The best of the non-plug-in-hybrid models is the 2.5-litre petrol-electric version.

The interior is a bit disappointing in terms of the quality of materials and the fiddly infotainment system, but there’s loads of room in the back, and there’s lots of flexibility and opportunities for space maximisation in folding the seats down. Boot size is about average.

Rivals for the Kuga include the Peugeot 5008, Honda CR-V and the Volkswagen Tiguan.

Browse for Ford Kugas on Auto Trader

2. Volvo XC40 1.5 T3 R-Design – £32,880

Volvo XC40

Fuel economy  40.4mpg
CO2  159g/km
Road tax  £155

Volvo’s stylish compact SUV may have been around a while having won European Car of the Year back in 2018, but it’s still a competitive offering in the segment as it looks good, and the interior is plush, premium and comfortable. In addition to that, pricing for the XC40 is attractive and it holds its value rather well.

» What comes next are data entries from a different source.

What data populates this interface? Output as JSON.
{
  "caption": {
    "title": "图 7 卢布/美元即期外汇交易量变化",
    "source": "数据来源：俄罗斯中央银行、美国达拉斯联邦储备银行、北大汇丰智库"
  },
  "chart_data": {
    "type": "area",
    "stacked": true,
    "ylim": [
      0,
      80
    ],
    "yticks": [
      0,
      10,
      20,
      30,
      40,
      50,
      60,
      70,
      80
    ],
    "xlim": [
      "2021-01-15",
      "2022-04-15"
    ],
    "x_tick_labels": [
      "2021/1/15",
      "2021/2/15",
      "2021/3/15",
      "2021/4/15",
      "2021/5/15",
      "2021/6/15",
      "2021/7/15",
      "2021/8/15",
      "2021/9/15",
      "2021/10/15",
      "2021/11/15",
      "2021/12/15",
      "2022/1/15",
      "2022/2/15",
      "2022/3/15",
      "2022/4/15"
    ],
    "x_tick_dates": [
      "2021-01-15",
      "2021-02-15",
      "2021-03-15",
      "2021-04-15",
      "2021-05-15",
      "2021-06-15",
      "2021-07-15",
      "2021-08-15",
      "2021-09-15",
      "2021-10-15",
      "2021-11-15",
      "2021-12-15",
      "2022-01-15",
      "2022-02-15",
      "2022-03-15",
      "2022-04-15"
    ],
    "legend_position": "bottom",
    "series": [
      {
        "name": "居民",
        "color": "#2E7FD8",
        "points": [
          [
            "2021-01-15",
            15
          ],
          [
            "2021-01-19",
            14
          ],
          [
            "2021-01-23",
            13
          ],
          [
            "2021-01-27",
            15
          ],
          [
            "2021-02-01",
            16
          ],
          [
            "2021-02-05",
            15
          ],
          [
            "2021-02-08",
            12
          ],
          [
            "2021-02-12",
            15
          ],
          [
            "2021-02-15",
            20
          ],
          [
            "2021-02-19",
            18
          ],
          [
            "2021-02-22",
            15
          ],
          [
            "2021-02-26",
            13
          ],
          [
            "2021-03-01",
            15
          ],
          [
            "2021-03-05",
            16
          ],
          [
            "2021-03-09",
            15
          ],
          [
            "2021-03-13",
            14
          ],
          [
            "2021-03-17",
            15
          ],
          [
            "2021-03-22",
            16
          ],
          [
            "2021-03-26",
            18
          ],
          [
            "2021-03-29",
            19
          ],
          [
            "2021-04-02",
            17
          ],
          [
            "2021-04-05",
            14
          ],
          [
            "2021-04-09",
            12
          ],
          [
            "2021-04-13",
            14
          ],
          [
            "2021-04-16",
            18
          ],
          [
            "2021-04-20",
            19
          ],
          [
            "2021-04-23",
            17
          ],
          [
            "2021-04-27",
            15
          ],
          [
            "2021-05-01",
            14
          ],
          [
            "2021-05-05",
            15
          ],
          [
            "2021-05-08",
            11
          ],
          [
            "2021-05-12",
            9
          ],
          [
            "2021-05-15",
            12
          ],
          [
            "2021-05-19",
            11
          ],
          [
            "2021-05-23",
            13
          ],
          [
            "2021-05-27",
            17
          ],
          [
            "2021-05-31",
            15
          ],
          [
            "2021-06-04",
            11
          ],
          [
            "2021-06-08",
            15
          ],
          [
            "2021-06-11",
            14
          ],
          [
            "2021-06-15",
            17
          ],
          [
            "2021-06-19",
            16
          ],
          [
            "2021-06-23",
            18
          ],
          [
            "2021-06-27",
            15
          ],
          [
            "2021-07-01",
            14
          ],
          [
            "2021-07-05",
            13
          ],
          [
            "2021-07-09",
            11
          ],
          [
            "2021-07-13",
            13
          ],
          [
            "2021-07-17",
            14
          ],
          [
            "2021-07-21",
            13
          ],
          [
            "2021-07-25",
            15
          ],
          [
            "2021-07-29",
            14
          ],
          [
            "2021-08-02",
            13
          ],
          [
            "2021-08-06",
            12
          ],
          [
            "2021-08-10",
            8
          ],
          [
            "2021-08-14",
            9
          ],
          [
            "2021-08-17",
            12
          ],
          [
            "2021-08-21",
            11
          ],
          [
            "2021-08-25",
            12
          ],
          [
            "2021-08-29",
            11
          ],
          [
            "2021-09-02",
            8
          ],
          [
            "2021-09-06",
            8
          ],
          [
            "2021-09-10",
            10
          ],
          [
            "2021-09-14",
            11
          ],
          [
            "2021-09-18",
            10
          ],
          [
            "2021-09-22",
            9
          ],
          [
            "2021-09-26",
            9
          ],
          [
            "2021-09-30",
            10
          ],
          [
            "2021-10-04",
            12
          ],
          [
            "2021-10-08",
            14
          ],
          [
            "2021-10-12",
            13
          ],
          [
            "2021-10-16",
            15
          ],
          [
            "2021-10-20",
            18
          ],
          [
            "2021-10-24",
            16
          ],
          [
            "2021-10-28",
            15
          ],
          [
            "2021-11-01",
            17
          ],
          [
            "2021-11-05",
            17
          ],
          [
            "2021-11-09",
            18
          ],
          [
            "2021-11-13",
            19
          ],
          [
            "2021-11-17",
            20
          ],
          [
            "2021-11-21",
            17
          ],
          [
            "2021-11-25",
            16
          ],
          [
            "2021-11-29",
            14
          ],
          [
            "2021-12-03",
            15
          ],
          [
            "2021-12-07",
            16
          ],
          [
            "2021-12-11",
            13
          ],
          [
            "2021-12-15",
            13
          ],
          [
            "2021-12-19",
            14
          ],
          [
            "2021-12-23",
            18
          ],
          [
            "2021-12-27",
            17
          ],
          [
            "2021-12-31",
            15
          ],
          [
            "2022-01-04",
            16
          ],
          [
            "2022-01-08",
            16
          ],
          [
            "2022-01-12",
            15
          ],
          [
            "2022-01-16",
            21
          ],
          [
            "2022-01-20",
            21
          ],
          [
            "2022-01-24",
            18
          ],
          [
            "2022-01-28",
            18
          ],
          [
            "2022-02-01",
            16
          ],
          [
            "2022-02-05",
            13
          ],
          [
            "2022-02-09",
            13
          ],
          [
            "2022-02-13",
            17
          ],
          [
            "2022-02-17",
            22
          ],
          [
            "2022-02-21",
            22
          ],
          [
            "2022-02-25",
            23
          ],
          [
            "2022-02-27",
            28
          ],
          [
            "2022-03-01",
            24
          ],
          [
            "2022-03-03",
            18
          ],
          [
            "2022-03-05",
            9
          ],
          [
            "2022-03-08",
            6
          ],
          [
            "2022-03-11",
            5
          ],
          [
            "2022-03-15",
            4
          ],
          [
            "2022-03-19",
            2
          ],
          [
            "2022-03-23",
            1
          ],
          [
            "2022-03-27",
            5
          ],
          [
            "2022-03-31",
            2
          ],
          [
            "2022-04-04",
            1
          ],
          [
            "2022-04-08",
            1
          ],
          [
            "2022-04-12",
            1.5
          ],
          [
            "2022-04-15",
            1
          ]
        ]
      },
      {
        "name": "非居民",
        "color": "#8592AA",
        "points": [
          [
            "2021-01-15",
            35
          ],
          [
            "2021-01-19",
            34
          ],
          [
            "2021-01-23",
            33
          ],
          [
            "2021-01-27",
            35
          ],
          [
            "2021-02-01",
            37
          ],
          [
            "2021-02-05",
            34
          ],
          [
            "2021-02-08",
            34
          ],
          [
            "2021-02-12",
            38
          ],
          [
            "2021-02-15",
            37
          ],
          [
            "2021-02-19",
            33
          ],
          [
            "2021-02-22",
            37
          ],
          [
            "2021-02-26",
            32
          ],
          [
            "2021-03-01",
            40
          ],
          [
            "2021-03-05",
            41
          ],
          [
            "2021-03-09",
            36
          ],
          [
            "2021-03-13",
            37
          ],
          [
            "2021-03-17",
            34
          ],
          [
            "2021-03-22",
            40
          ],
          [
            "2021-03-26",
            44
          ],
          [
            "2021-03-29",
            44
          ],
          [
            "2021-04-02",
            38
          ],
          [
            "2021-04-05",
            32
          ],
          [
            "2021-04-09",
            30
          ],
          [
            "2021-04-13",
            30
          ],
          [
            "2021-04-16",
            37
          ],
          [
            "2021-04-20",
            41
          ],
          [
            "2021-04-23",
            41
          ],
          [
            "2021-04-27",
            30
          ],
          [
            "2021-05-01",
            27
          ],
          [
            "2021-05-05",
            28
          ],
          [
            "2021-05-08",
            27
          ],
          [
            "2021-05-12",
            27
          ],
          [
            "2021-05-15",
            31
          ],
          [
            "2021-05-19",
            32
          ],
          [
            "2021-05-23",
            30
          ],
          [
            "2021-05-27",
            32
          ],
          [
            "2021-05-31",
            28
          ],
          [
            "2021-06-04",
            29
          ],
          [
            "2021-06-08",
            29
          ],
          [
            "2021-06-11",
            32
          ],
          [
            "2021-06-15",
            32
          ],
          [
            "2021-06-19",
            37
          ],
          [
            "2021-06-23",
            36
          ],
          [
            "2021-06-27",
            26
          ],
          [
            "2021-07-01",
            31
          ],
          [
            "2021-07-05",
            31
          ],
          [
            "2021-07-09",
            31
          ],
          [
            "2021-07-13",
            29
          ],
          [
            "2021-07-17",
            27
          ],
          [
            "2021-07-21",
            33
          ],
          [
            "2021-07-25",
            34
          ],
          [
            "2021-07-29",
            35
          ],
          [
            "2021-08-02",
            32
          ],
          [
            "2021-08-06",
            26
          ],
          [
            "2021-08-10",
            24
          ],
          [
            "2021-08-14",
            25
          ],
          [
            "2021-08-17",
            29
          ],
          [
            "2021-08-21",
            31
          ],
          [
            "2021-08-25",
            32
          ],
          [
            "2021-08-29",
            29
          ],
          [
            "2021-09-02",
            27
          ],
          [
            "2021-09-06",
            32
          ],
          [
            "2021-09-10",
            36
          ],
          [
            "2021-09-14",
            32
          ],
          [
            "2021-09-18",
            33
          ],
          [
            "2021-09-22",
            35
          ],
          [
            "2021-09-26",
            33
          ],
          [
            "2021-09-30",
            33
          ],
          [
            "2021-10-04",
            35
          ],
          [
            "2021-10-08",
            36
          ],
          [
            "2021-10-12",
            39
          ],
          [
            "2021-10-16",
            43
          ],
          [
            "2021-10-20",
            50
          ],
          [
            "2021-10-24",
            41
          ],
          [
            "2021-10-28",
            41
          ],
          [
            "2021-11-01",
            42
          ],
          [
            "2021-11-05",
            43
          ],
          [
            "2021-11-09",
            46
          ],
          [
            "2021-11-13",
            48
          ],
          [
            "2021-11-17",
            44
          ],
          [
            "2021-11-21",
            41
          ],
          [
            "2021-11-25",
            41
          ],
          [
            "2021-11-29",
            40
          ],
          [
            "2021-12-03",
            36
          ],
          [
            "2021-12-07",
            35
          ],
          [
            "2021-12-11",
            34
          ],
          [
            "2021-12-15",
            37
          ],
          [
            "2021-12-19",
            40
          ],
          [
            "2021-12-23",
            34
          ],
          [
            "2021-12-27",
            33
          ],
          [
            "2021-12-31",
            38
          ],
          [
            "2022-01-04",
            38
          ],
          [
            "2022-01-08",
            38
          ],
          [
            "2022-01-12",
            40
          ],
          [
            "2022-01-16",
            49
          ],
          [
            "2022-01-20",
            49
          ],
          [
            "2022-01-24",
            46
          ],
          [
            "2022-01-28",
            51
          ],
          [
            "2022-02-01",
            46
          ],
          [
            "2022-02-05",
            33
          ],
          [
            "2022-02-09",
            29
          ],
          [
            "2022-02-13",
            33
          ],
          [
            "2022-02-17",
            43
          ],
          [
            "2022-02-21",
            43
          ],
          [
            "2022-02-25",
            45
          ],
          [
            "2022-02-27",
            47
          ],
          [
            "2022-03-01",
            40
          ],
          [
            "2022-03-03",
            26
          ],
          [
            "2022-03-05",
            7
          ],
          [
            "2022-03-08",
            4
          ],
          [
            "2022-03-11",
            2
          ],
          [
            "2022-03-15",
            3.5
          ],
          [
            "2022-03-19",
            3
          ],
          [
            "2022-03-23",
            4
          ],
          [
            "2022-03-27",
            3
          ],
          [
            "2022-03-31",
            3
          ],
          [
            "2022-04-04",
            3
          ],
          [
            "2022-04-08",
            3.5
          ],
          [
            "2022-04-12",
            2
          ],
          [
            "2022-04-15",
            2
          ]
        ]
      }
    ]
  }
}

Interior space is on a par with competitors like the BMW X1 and Volkswagen Tiguan, though the rear seats neither slide nor recline as in those models. Though the dashboard is aesthetically uncluttered, it means that things such as temperature controls are accessed through the infotainment touchscreen, which is distracting for the driver.

The 1.5-litre turbocharged T3 engine is the pick of the bunch in the XC40 delivering a decent blend of performance and economy with 161bhp on tap.